TUCKAHOE, N.Y. Developers of a proposed 123-unit rental apartment complex will take the next step after the planning board voted 6-1 in favor of accepting the developers of Glenmark Properties' environmental impact statement.
Now that the planning board has accepted the statement, developers Glen Vetromile and Phil Raffiani will present floor plans and other details in order to win site plan approval for their project.
But the project, which according to plans, would be built on three vacant and overgrown lots located on the corner of Main Street and Midland Place, does not have the support of many community members and at least one planning board member.
Trustee Melba Caliano voted against accepting the environmental impact statement.
Caliano said the board was behaving inconsistently, sending much smaller projects back to the zoning board of appeals when significant changes in the original proposal were made.
Caliano also explained she felt the number of modifications to the original proposal should have prompted the planning board to send the proposal back to the zoning board for another look.
"I have never been against the building," Caliano said. "But there were too many changes from the original plan."
Caliano was referring to the mixed use variance Raffiani was granted about three years ago. At that time the zoning board had approved construction of a three building project that would house 88 residential condominium units, comprised of studio, one bedroom, two bedroom and three bedroom units and 18,000 square feet of commercial space. The space was zoned for commercial use only at the time.
After the economy took a downturn, Raffiani teamed up with Vetromile, of Glenmark Properties, and reconfigured the project several times but settled on the construction of 123 one and two bedroom units and 1,800 square feet of commercial space instead.
"When does a proposal become a new project as opposed to being a modification?" Caliano asked. "I think a project that adds almost a third more units is more than just a modification, it's a whole new project."

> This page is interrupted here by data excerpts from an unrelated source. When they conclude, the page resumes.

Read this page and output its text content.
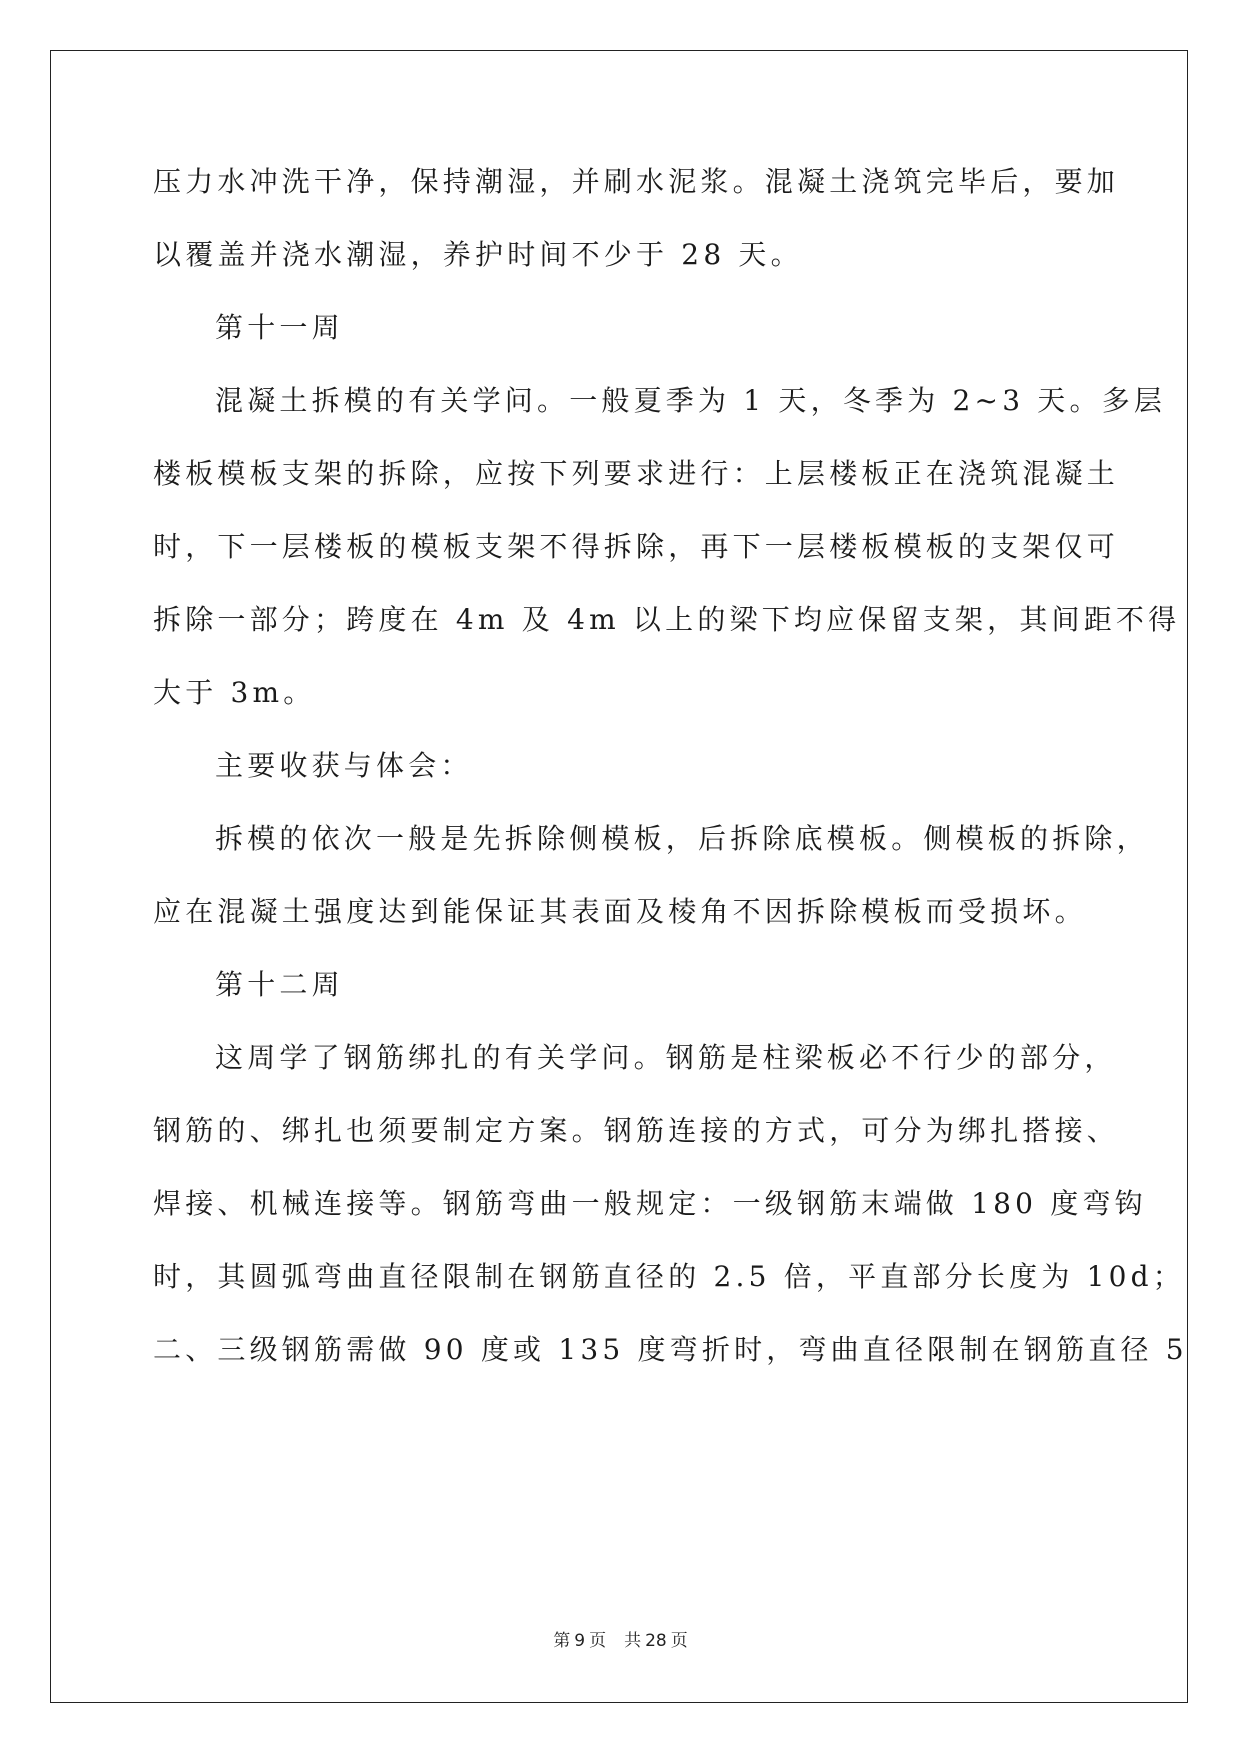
压力水冲洗干净，保持潮湿，并刷水泥浆。混凝土浇筑完毕后，要加
以覆盖并浇水潮湿，养护时间不少于 28 天。
第十一周
混凝土拆模的有关学问。一般夏季为 1 天，冬季为 2~3 天。多层
楼板模板支架的拆除，应按下列要求进行：上层楼板正在浇筑混凝土
时，下一层楼板的模板支架不得拆除，再下一层楼板模板的支架仅可
拆除一部分；跨度在 4m 及 4m 以上的梁下均应保留支架，其间距不得
大于 3m。
主要收获与体会：
拆模的依次一般是先拆除侧模板，后拆除底模板。侧模板的拆除，
应在混凝土强度达到能保证其表面及棱角不因拆除模板而受损坏。
第十二周
这周学了钢筋绑扎的有关学问。钢筋是柱梁板必不行少的部分，
钢筋的、绑扎也须要制定方案。钢筋连接的方式，可分为绑扎搭接、
焊接、机械连接等。钢筋弯曲一般规定：一级钢筋末端做 180 度弯钩
时，其圆弧弯曲直径限制在钢筋直径的 2.5 倍，平直部分长度为 10d；
二、三级钢筋需做 90 度或 135 度弯折时，弯曲直径限制在钢筋直径 5
第 9 页 共 28 页
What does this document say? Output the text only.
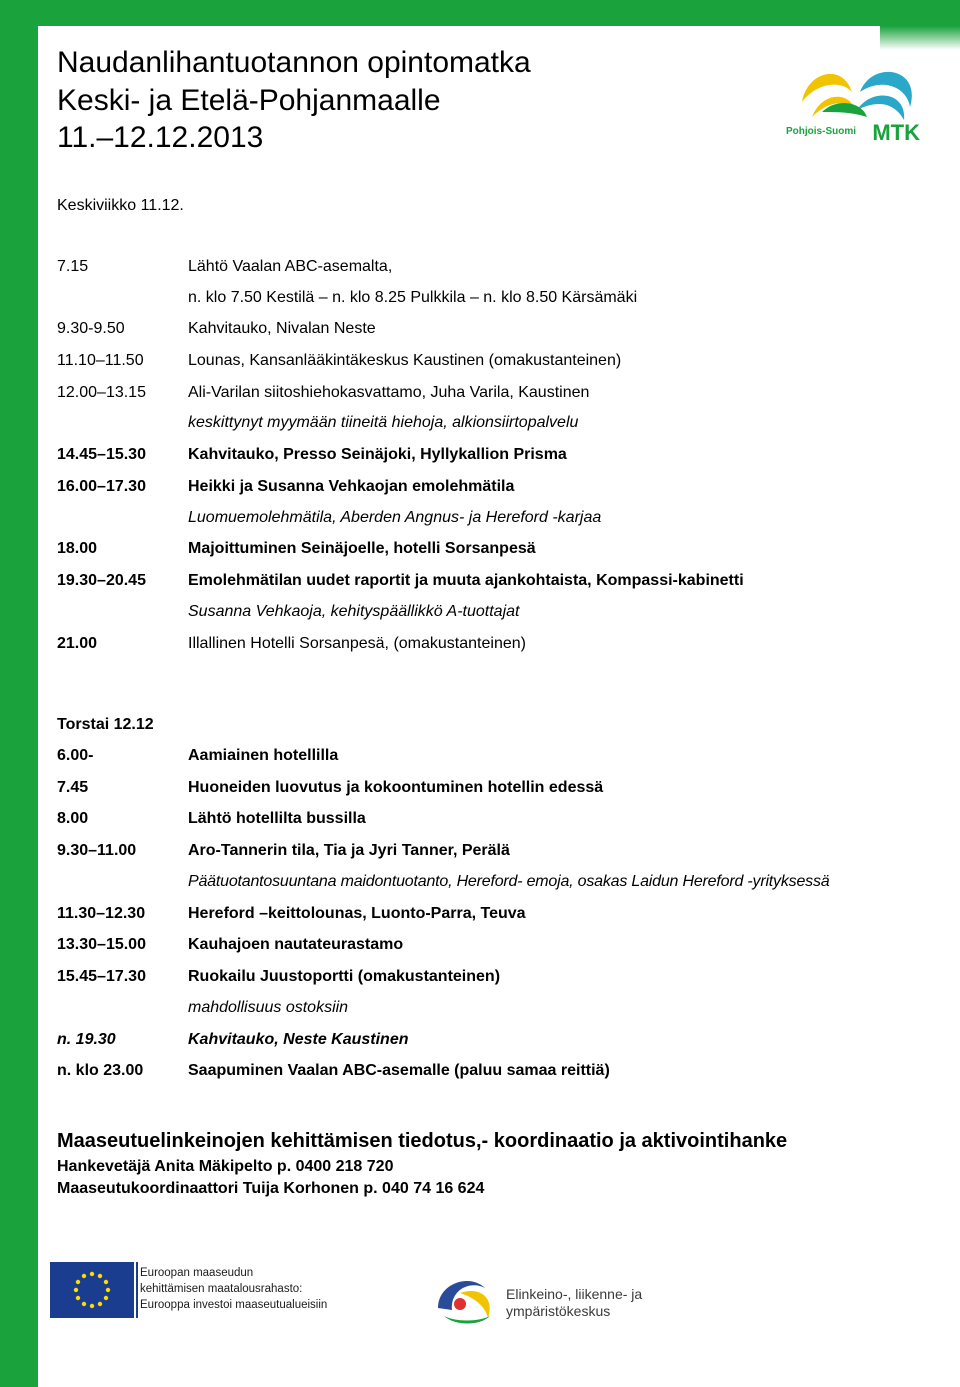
Naudanlihantuotannon opintomatka
Keski- ja Etelä-Pohjanmaalle
11.–12.12.2013	Pohjois-Suomi MTK
Keskiviikko 11.12.
7.15	Lähtö Vaalan ABC-asemalta,
n. klo 7.50 Kestilä – n. klo 8.25 Pulkkila – n. klo 8.50 Kärsämäki
9.30-9.50	Kahvitauko, Nivalan Neste
11.10–11.50	Lounas, Kansanlääkintäkeskus Kaustinen (omakustanteinen)
12.00–13.15	Ali-Varilan siitoshiehokasvattamo, Juha Varila, Kaustinen
keskittynyt myymään tiineitä hiehoja, alkionsiirtopalvelu
14.45–15.30	Kahvitauko, Presso Seinäjoki, Hyllykallion Prisma
16.00–17.30	Heikki ja Susanna Vehkaojan emolehmätila
Luomuemolehmätila, Aberden Angnus- ja Hereford -karjaa
18.00	Majoittuminen Seinäjoelle, hotelli Sorsanpesä
19.30–20.45	Emolehmätilan uudet raportit ja muuta ajankohtaista, Kompassi-kabinetti
Susanna Vehkaoja, kehityspäällikkö A-tuottajat
21.00	Illallinen Hotelli Sorsanpesä, (omakustanteinen)
Torstai 12.12
6.00-	Aamiainen hotellilla
7.45	Huoneiden luovutus ja kokoontuminen hotellin edessä
8.00	Lähtö hotellilta bussilla
9.30–11.00	Aro-Tannerin tila, Tia ja Jyri Tanner, Perälä
Päätuotantosuuntana maidontuotanto, Hereford- emoja, osakas Laidun Hereford -yrityksessä
11.30–12.30	Hereford –keittolounas, Luonto-Parra, Teuva
13.30–15.00	Kauhajoen nautateurastamo
15.45–17.30	Ruokailu Juustoportti (omakustanteinen)
mahdollisuus ostoksiin
n. 19.30	Kahvitauko, Neste Kaustinen
n. klo 23.00	Saapuminen Vaalan ABC-asemalle (paluu samaa reittiä)
Maaseutuelinkeinojen kehittämisen tiedotus,- koordinaatio ja aktivointihanke
Hankevetäjä Anita Mäkipelto p. 0400 218 720
Maaseutukoordinaattori Tuija Korhonen p. 040 74 16 624
Euroopan maaseudun
kehittämisen maatalousrahasto:
Eurooppa investoi maaseutualueisiin
Elinkeino-, liikenne- ja
ympäristökeskus
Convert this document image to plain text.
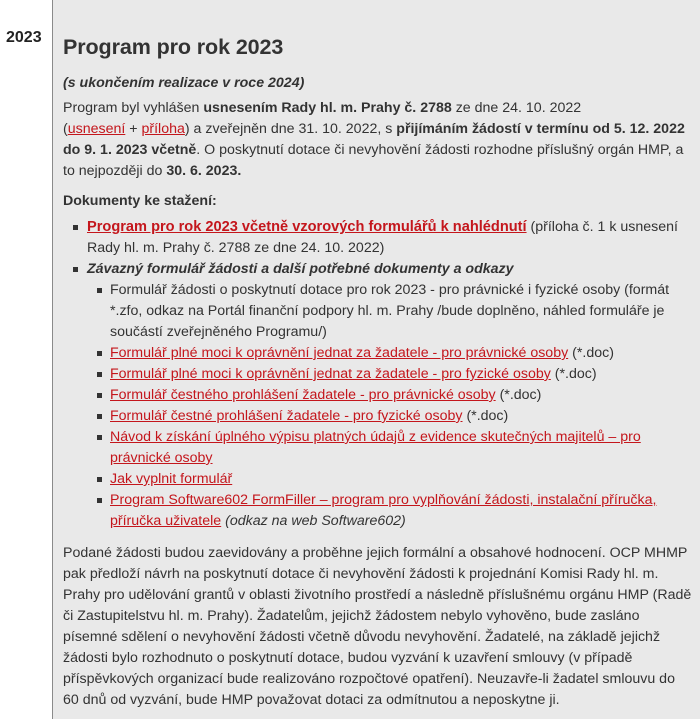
2023 Program pro rok 2023

(s ukončením realizace v roce 2024)

Program byl vyhlášen usnesením Rady hl. m. Prahy č. 2788 ze dne 24. 10. 2022
(usnesení + příloha) a zveřejněn dne 31. 10. 2022, s přijímáním žádostí v termínu od 5. 12. 2022 do 9. 1. 2023 včetně. O poskytnutí dotace či nevyhovění žádosti rozhodne příslušný orgán HMP, a to nejpozději do 30. 6. 2023.

Dokumenty ke stažení:

Program pro rok 2023 včetně vzorových formulářů k nahlédnutí (příloha č. 1 k usnesení Rady hl. m. Prahy č. 2788 ze dne 24. 10. 2022)
Závazný formulář žádosti a další potřebné dokumenty a odkazy
Formulář žádosti o poskytnutí dotace pro rok 2023 - pro právnické i fyzické osoby (formát *.zfo, odkaz na Portál finanční podpory hl. m. Prahy /bude doplněno, náhled formuláře je součástí zveřejněného Programu/)
Formulář plné moci k oprávnění jednat za žadatele - pro právnické osoby (*.doc)
Formulář plné moci k oprávnění jednat za žadatele - pro fyzické osoby (*.doc)
Formulář čestného prohlášení žadatele - pro právnické osoby (*.doc)
Formulář čestné prohlášení žadatele - pro fyzické osoby (*.doc)
Návod k získání úplného výpisu platných údajů z evidence skutečných majitelů – pro právnické osoby
Jak vyplnit formulář
Program Software602 FormFiller – program pro vyplňování žádosti, instalační příručka, příručka uživatele (odkaz na web Software602)

Podané žádosti budou zaevidovány a proběhne jejich formální a obsahové hodnocení. OCP MHMP pak předloží návrh na poskytnutí dotace či nevyhovění žádosti k projednání Komisi Rady hl. m. Prahy pro udělování grantů v oblasti životního prostředí a následně příslušnému orgánu HMP (Radě či Zastupitelstvu hl. m. Prahy). Žadatelům, jejichž žádostem nebylo vyhověno, bude zasláno písemné sdělení o nevyhovění žádosti včetně důvodu nevyhovění. Žadatelé, na základě jejichž žádosti bylo rozhodnuto o poskytnutí dotace, budou vyzvání k uzavření smlouvy (v případě příspěvkových organizací bude realizováno rozpočtové opatření). Neuzavře-li žadatel smlouvu do 60 dnů od vyzvání, bude HMP považovat dotaci za odmítnutou a neposkytne ji.
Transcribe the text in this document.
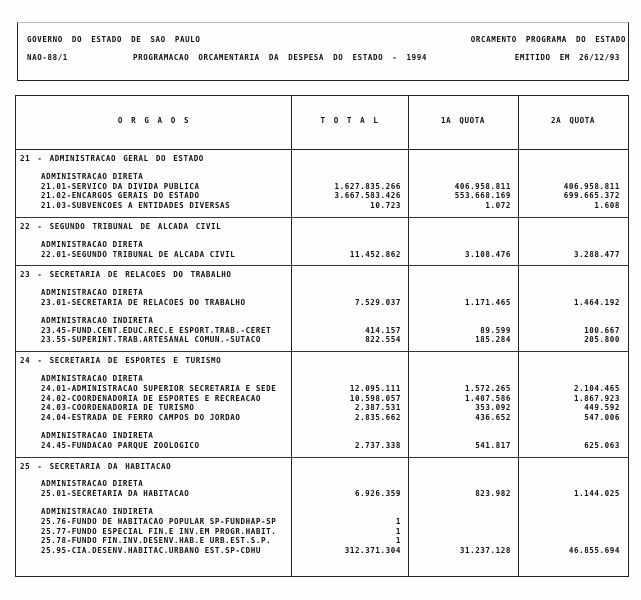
GOVERNO DO ESTADO DE SAO PAULO	ORCAMENTO PROGRAMA DO ESTADO
NAO-88/1	PROGRAMACAO ORCAMENTARIA DA DESPESA DO ESTADO - 1994	EMITIDO EM 26/12/93
O R G A O S	T O T A L	1A QUOTA	2A QUOTA
21 - ADMINISTRACAO GERAL DO ESTADO
ADMINISTRACAO DIRETA
21.01-SERVICO DA DIVIDA PUBLICA	1.627.835.266	406.958.811	406.958.811
21.02-ENCARGOS GERAIS DO ESTADO	3.667.583.426	553.668.169	699.665.372
21.03-SUBVENCOES A ENTIDADES DIVERSAS	10.723	1.072	1.608
22 - SEGUNDO TRIBUNAL DE ALCADA CIVIL
ADMINISTRACAO DIRETA
22.01-SEGUNDO TRIBUNAL DE ALCADA CIVIL	11.452.862	3.108.476	3.288.477
23 - SECRETARIA DE RELACOES DO TRABALHO
ADMINISTRACAO DIRETA
23.01-SECRETARIA DE RELACOES DO TRABALHO	7.529.037	1.171.465	1.464.192
ADMINISTRACAO INDIRETA
23.45-FUND.CENT.EDUC.REC.E ESPORT.TRAB.-CERET	414.157	89.599	100.667
23.55-SUPERINT.TRAB.ARTESANAL COMUN.-SUTACO	822.554	185.284	205.800
24 - SECRETARIA DE ESPORTES E TURISMO
ADMINISTRACAO DIRETA
24.01-ADMINISTRACAO SUPERIOR SECRETARIA E SEDE	12.095.111	1.572.265	2.104.465
24.02-COORDENADORIA DE ESPORTES E RECREACAO	10.598.057	1.407.586	1.867.923
24.03-COORDENADORIA DE TURISMO	2.387.531	353.092	449.592
24.04-ESTRADA DE FERRO CAMPOS DO JORDAO	2.835.662	436.652	547.006
ADMINISTRACAO INDIRETA
24.45-FUNDACAO PARQUE ZOOLOGICO	2.737.338	541.817	625.063
25 - SECRETARIA DA HABITACAO
ADMINISTRACAO DIRETA
25.01-SECRETARIA DA HABITACAO	6.926.359	823.982	1.144.025
ADMINISTRACAO INDIRETA
25.76-FUNDO DE HABITACAO POPULAR SP-FUNDHAP-SP	1
25.77-FUNDO ESPECIAL FIN.E INV.EM PROGR.HABIT.	1
25.78-FUNDO FIN.INV.DESENV.HAB.E URB.EST.S.P.	1
25.95-CIA.DESENV.HABITAC.URBANO EST.SP-CDHU	312.371.304	31.237.128	46.855.694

Eastchester resident Joe Pregiato, who lives in the Tuckahoe School District is one of many residents who opposes the project. Pregiato has gathered letters from residents against the project including one from Dr. Julio Urbina, president of the Tuckahoe Board of Education
Urbina said a study funded by the school district indicated the rental property would cause a significant, and costly increase in the number of kids attending Tuckahoe schools with a projected increase of up to 40 new students. But the developers study indicated that only a small increase, around nine new students, would result from the expanded project.
Planning Board Chair AnnMarie Ciarmella called the study by the board of education "flawed" because it included enrollment projections that included private homes, as well as those from the rental property -- as opposed to the one funded by the developer that only factored in children from condos, coops and rental units.
Pointing to two specials hearings held during the month of August, Ciarmella said she believes members of the community had ample time to voice their opinion on the project.
"We have given everyone an opportunity to speak and the police, the department of public works, the tax assessor and the fire chief said that there would be no negative impact on the village," Ciarmella said.
Still, Tuckahoe resident Antoinetee Martino did not feel she was heard by the planning board.
"We raised many issues -- not just the impact the project would have on our schools -- and they were ignored," she said.
Eastchester resident Stephen Pagnotta said that any project that would increase the population of the village by close to 5 percent should be closely examined.
"I think that the way the board behaved tonight is very discouraging," he said. "The community's voice was not heard."
The planning board will meet again on Sept. 6 for a work session to be held at Village Hall.